Friday, November 19, 2021

Wiley OER (Open Educational Resources)

David Wiley was an early and influential figure in the OER (Open Education Resources) movement. He was involved not only in open content but also the definition and evangelising of OER and encouragement of open learning communities. He started the Open Content project, with its Open Conte Licences was closed in 2003, when it was superseded by Creative Commons. Creative Commons is a nont-for-profit, where Wiley was the Director of Educational Licenses, has over 2 billion works licenced, including Wikipedia and Flickr. 

Open Educational Resources (OER)

OER was a development that encouraged the open license of education content, in all forms of media for teaching, learning and assessment, also for research. Open is not a simple concept, in opposition to closed, as it is a matter of degree in terms of the nature of the content as resources, courses, books and so on, also the degree to which they are in the public domain.

Four R’s of openness

Wiley (2009), stated in The four R’s of openness and ALMS Analysis: Frameworks for open educational resources (2010), identified four things that Open Educational Resources allow from a license:

Reuse—The most basic level of openness. People are allowed to use all or part of the work for their own purposes (e.g. download an educational video to watch at a later time). 

Redistribute—People can share the work with others (e.g. email a digital article to a colleague). 

Revise—People can adapt, modify, translate, or change the form the work (e.g. take a book written in English and turn it into a Spanish audio book). 

Remix—People can take two or more existing resources and combine them to create a new resource (e.g. take audio lectures from one course and combine them with slides from another course to create a new derivative work). Figure 1 illustrates how allowing these different R’s increases the openness of an OER.

Critique

OER has been somewhat confused by the availability of free resources, such as MOOCs. Free is different from open and can give the impression of low quality. There is also the NIH (Note Invented Here) syndrome that often prevents such resources from being used by research oriented faculty who have a natural disposition towards seeing everything created by them, even content that is to be taught. 

Influence

The Open Educational Resources movement has been growing steadily through the steady and relentless world of theorists and contributors, such as David Wiley. In practice, it turned out not to be reusability redistribution, revision and remixing that was relevant. OER targeted directly at learners, not teachers has had far more success and this happened on a greater scale with resources such as YouTube, MOOCs, Khan Academy and Duolingo, almost in spite of the institutional OER movement.

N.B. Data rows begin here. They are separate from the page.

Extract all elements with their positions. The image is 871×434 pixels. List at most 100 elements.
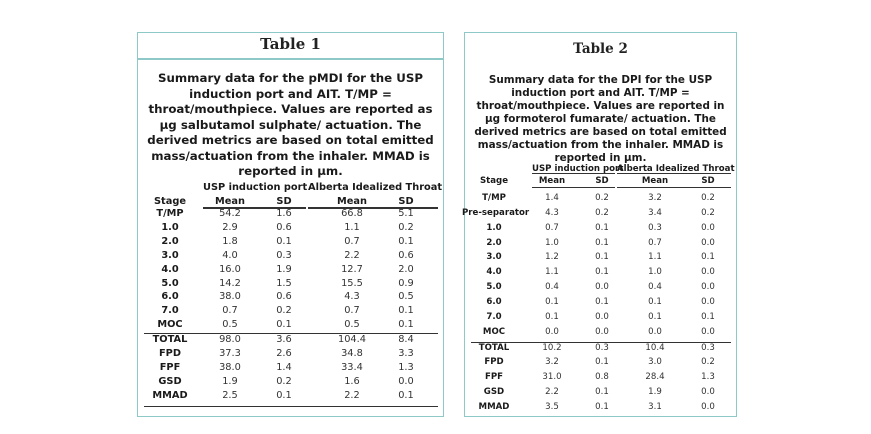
table-cell: 0.5 (222, 319, 238, 331)
row-label: 4.0 (161, 263, 179, 275)
table-cell: 0.0 (595, 326, 609, 337)
row-label: TOTAL (478, 342, 510, 353)
section-rule (471, 341, 731, 343)
table-cell: 0.0 (701, 387, 715, 398)
column-header: SD (595, 176, 609, 186)
table-cell: 0.2 (276, 375, 292, 387)
row-label: FPD (484, 357, 504, 368)
row-label: MOC (482, 326, 506, 337)
table-cell: 3.3 (398, 348, 414, 359)
table-cell: 0.1 (276, 235, 292, 247)
table-1-caption: Summary data for the pMDI for the USP in… (147, 71, 434, 178)
table-cell: 0.0 (701, 401, 715, 412)
group-header: USP induction port (203, 182, 308, 193)
table-cell: 0.3 (595, 342, 609, 353)
table-cell: 0.2 (701, 357, 715, 368)
table-cell: 3.2 (545, 357, 559, 368)
table-cell: 0.1 (398, 305, 414, 317)
table-2-caption: Summary data for the DPI for the USP ind… (474, 74, 727, 164)
table-cell: 0.0 (595, 282, 609, 293)
table-cell: 0.6 (276, 221, 292, 233)
column-header: Mean (538, 176, 566, 186)
table-cell: 2.0 (398, 263, 414, 275)
row-label: FPF (159, 361, 181, 373)
table-cell: 0.1 (595, 357, 609, 368)
table-cell: 0.5 (344, 319, 360, 331)
row-label: Pre-separator (462, 207, 530, 218)
table-cell: 0.1 (648, 311, 662, 322)
table-cell: 104.4 (337, 334, 367, 346)
table-cell: 2.2 (545, 387, 559, 398)
table-cell: 0.7 (344, 235, 360, 247)
table-cell: 0.3 (701, 342, 715, 353)
table-cell: 12.7 (341, 263, 363, 275)
table-cell: 1.6 (276, 208, 292, 219)
row-label: TOTAL (152, 334, 188, 346)
table-2-title: Table 2 (573, 41, 628, 57)
table-cell: 0.1 (595, 222, 609, 233)
table-cell: 3.5 (545, 401, 559, 412)
table-cell: 0.1 (595, 401, 609, 412)
table-cell: 10.2 (542, 342, 562, 353)
table-cell: 10.4 (645, 342, 665, 353)
table-cell: 4.0 (222, 249, 238, 261)
table-cell: 0.7 (344, 305, 360, 317)
group-header: Alberta Idealized Throat (308, 182, 443, 193)
table-cell: 1.0 (545, 237, 559, 248)
table-cell: 5.1 (398, 208, 414, 219)
table-cell: 0.2 (398, 221, 414, 233)
table-cell: 0.1 (276, 319, 292, 331)
group-header: USP induction port (532, 164, 624, 174)
table-cell: 0.2 (595, 193, 609, 203)
table-cell: 54.2 (219, 208, 241, 219)
header-rule (203, 208, 306, 209)
table-cell: 0.2 (276, 305, 292, 317)
table-cell: 1.9 (648, 387, 662, 398)
row-label: FPF (484, 372, 504, 383)
table-cell: 0.0 (398, 375, 414, 387)
table-cell: 1.9 (222, 375, 238, 387)
header-rule (617, 187, 731, 188)
table-cell: 98.0 (219, 334, 241, 346)
section-rule (144, 333, 438, 335)
title-divider (138, 58, 443, 60)
header-rule (308, 208, 438, 209)
table-cell: 1.0 (648, 267, 662, 278)
table-cell: 0.1 (545, 311, 559, 322)
table-cell: 0.6 (398, 249, 414, 261)
table-cell: 0.7 (545, 222, 559, 233)
row-label: MOC (157, 319, 183, 331)
table-cell: 0.4 (648, 282, 662, 293)
row-label: 7.0 (161, 305, 179, 317)
bottom-rule (144, 406, 438, 407)
table-cell: 1.9 (276, 263, 292, 275)
table-cell: 1.3 (398, 361, 414, 373)
table-cell: 0.0 (701, 282, 715, 293)
table-cell: 0.7 (648, 237, 662, 248)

In fact, there seems to have been a bifurcation in OER between the flood of publicly funded projects, that tended to atrophy even die, and a successful crop of global successes. 

Bibliography

Hilton, J., Wiley, D., Stein, J., & Johnson, A. (2010). The four R’s of openness and ALMS Analysis: Frameworks for open educational resources. Open Learning: The Journal of Open and Distance Learning, 25(1), 37–44.

Wiley (2009). Creating Open Educational Resources. Materials prepared for an independent study class on Open Educational Resources.

Wiley, D.A., 2002. The instructional use of learning objects (Vol. 1). Bloomington, IN: Agency for instructional technology.